Expatriate children are preferred on the basis of race to Singaporeans who have actually been through a similar system.

Anonymous said...

Greeting Honoured Blogger,

Singapore Blogger Organisation wish to invite you to be part of our National Wide Indexing Page.

Please kindly refer to www.sgblogger.org for more informations.

Hope to hear from you sooner.

Yours,

SBO PR Team

Anonymous said...

I don't think Mr. Wang needs to join this "organisation" - he would only hurt the credibility of this blog by doing so.

At first I thought it was the beginning of some attempt by MCA to register all bloggers, but a look at their webpage and it doesn't seem professional at all.

Liquidfuel said...

To ex-knowledge economy slave:
Sorry you got the wrong end of the abuse. I didn't. I used to work for a stepboard. Sat was just waiting for it to end. After the policy, I enjoyed my Saturdays with my family. A LOT.

Anyway, even though the 5-day work week policy came up, many of the bosses still have this 5.5-days work week mentality.

This one I think even govrnmt cannot help. Less a fine to those companies. Maybe we S'poreans only obey when there is a fine.

I'm not a supporter of the in-power party. I felt that the 5-day work week gave LHL a big PR boost. Afterall the only thing I good I remembered about him was this.

Gerald said...

I'm glad Mr Wang has chosen to highlight Tharman. IMHO, he is probably the most progressive minister in the Cabinet. Although streaming, GEP, etc won't have been ditched if not for PM Lee's approval, I think Tharman was still the prime mover of this initiative. His "teach less, learn more" vision is finally starting to bear some fruit. Mr Wang could also have highlighted Tharman's emphasis on the importance of sports in schools. I hope he will be able to see through all these changes before he eventually moves on from the Education Ministry (probably to a more economics/finance portfolio).

Anonymous said...

To kaffein: Good to hear that at least some1 got the good deal ;-) Enjoy it while you can.
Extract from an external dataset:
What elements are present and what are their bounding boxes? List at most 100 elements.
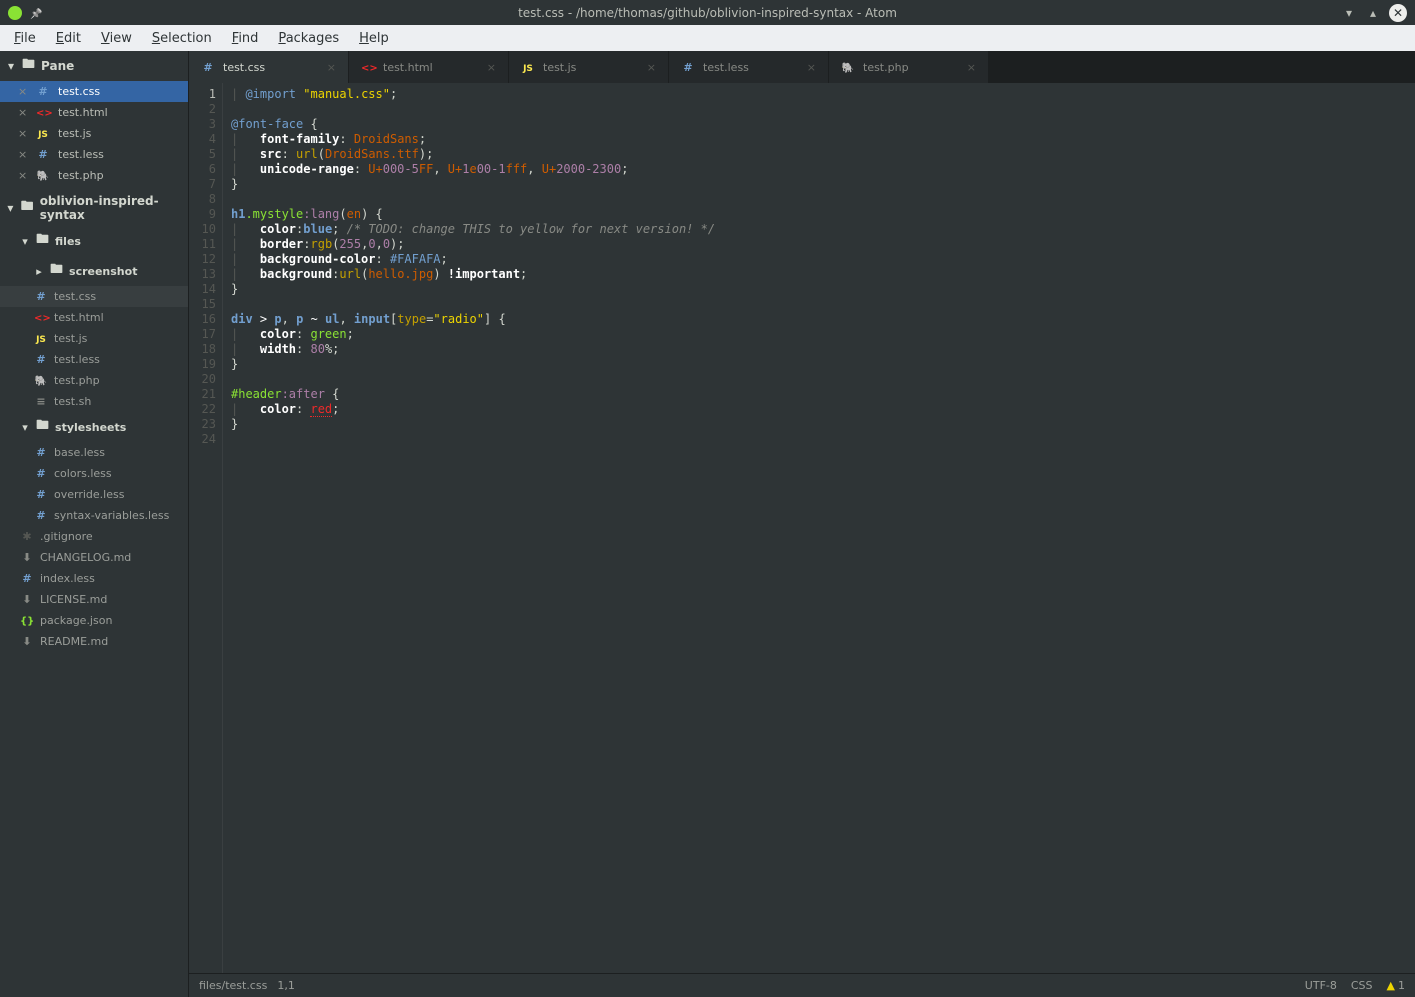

kaffein: "I felt that the 5-day work week gave LHL a big PR boost".

I'm not pro-PAP either, but I do agree that LHL's move was in the right direction in essence, although in corresponding implementation in reality seems not forthcoming in general.

kaffein: "This one I think even govrnmt cannot help. Less a fine to those companies. Maybe we S'poreans only obey when there is a fine".

I am only speculating, but if strong (non-govt related) labour unions were allowed to develop independently, then the workers may have some real bite. E.g. The pilots union?

Problem is everything is too controlled here.

Anonymous said...

we still hv a long way to go in changing mindsets etc.

back in 98, there was a publicised ctte report on the education system saying that we are 'remarkably efficient in producing A grades'.

our ability to change depends on our flexibility or rather rigidity. our top down system n seniority-heavy management cum performance are burdensome. who pays the price? the young and younger, the junior and the more junior. we cannot around simply saying that we are too small a country n we have to do things our own way. there's no proof of otherwise anyway.

Anonymous said...

To Dr H or anyone who thinks that the dropping of the GEP and Streaming is Tharman's idea:

Is this the same Tharman who during election was aggressively defending the policy of having GEP and the streaming? See atricle here

Looks like making a career out of taking credit for opposition's ideas is part of being a minister.